Peter thought he should, but couldn’t find the words. Seeing the body on the roof had done nothing to change the disquieting feeling that, at the end, Zander had made it easy for him-that Zander had still been Zander. But all of the bodies in the pile had been somebody once. Maybe one of them was Armando.
“Okay, I’ll do it,” Theo said, and cleared his throat. “Zander, you were a good engineer, and a good friend. You never had a bad word for anyone, and we thank you for that. Sleep well.” Then he struck the match, held the flame to the torch until it caught, and touched it to the pile.

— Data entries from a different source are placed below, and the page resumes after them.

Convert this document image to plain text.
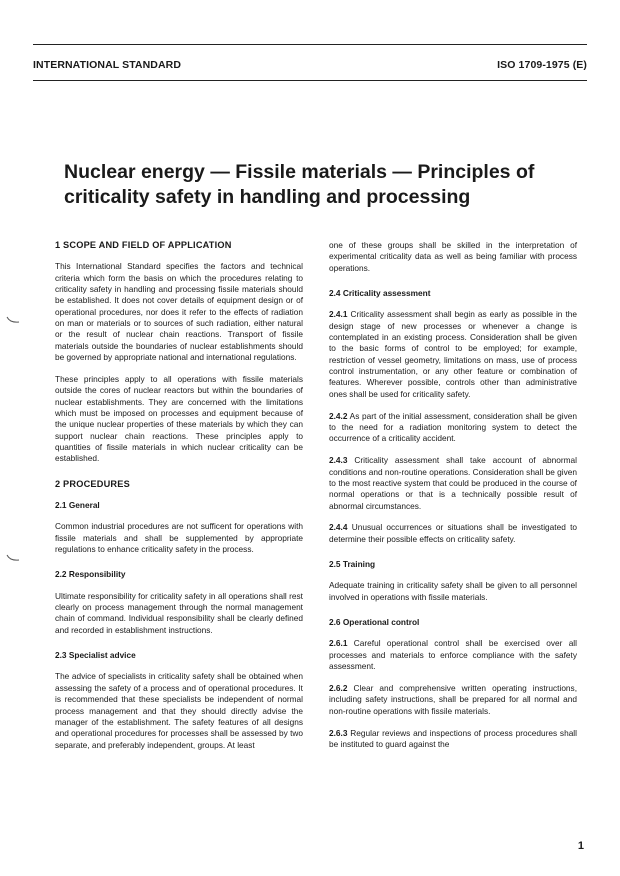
INTERNATIONAL STANDARD	ISO 1709-1975 (E)
Nuclear energy — Fissile materials — Principles of
criticality safety in handling and processing
1 SCOPE AND FIELD OF APPLICATION

This International Standard specifies the factors and technical criteria which form the basis on which the procedures relating to criticality safety in handling and processing fissile materials should be established. It does not cover details of equipment design or of operational procedures, nor does it refer to the effects of radiation on man or materials or to sources of such radiation, either natural or the result of nuclear chain reactions. Transport of fissile materials outside the boundaries of nuclear establishments should be governed by appropriate national and international regulations.

These principles apply to all operations with fissile materials outside the cores of nuclear reactors but within the boundaries of nuclear establishments. They are concerned with the limitations which must be imposed on processes and equipment because of the unique nuclear properties of these materials by which they can support nuclear chain reactions. These principles apply to quantities of fissile materials in which nuclear criticality can be established.

2 PROCEDURES
2.1 General

Common industrial procedures are not sufficent for operations with fissile materials and shall be supplemented by appropriate regulations to enhance criticality safety in the process.

2.2 Responsibility

Ultimate responsibility for criticality safety in all operations shall rest clearly on process management through the normal management chain of command. Individual responsibility shall be clearly defined and recorded in establishment instructions.

2.3 Specialist advice

The advice of specialists in criticality safety shall be obtained when assessing the safety of a process and of operational procedures. It is recommended that these specialists be independent of normal process management and that they should directly advise the manager of the establishment. The safety features of all designs and operational procedures for processes shall be assessed by two separate, and preferably independent, groups. At least

one of these groups shall be skilled in the interpretation of experimental criticality data as well as being familiar with process operations.

2.4 Criticality assessment

2.4.1 Criticality assessment shall begin as early as possible in the design stage of new processes or whenever a change is contemplated in an existing process. Consideration shall be given to the basic forms of control to be employed; for example, restriction of vessel geometry, limitations on mass, use of process control instrumentation, or any other feature or combination of features. Wherever possible, controls other than administrative ones shall be used for criticality safety.

2.4.2 As part of the initial assessment, consideration shall be given to the need for a radiation monitoring system to detect the occurrence of a criticality accident.

2.4.3 Criticality assessment shall take account of abnormal conditions and non-routine operations. Consideration shall be given to the most reactive system that could be produced in the course of normal operations or that is a technically possible result of abnormal circumstances.

2.4.4 Unusual occurrences or situations shall be investigated to determine their possible effects on criticality safety.

2.5 Training

Adequate training in criticality safety shall be given to all personnel involved in operations with fissile materials.

2.6 Operational control

2.6.1 Careful operational control shall be exercised over all processes and materials to enforce compliance with the safety assessment.

2.6.2 Clear and comprehensive written operating instructions, including safety instructions, shall be prepared for all normal and non-routine operations with fissile materials.

2.6.3 Regular reviews and inspections of process procedures shall be instituted to guard against the

1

The skin went quickly, vaporizing like paper, followed by the rest, the bones caving in on themselves to burst into puffing clouds of ash. It was over in a minute. When the last of the flames had died down, they shoveled the remains into the shallow pit Rey and Finn had dug, pushing a layer of earth on top.
They were tamping down the dirt when Caleb spoke. “I just want to say, I think he fought it. He could have killed me out there.”
Theo put his shovel aside. “Don’t take this the wrong way,” he said, “but what worries me is that he didn’t.”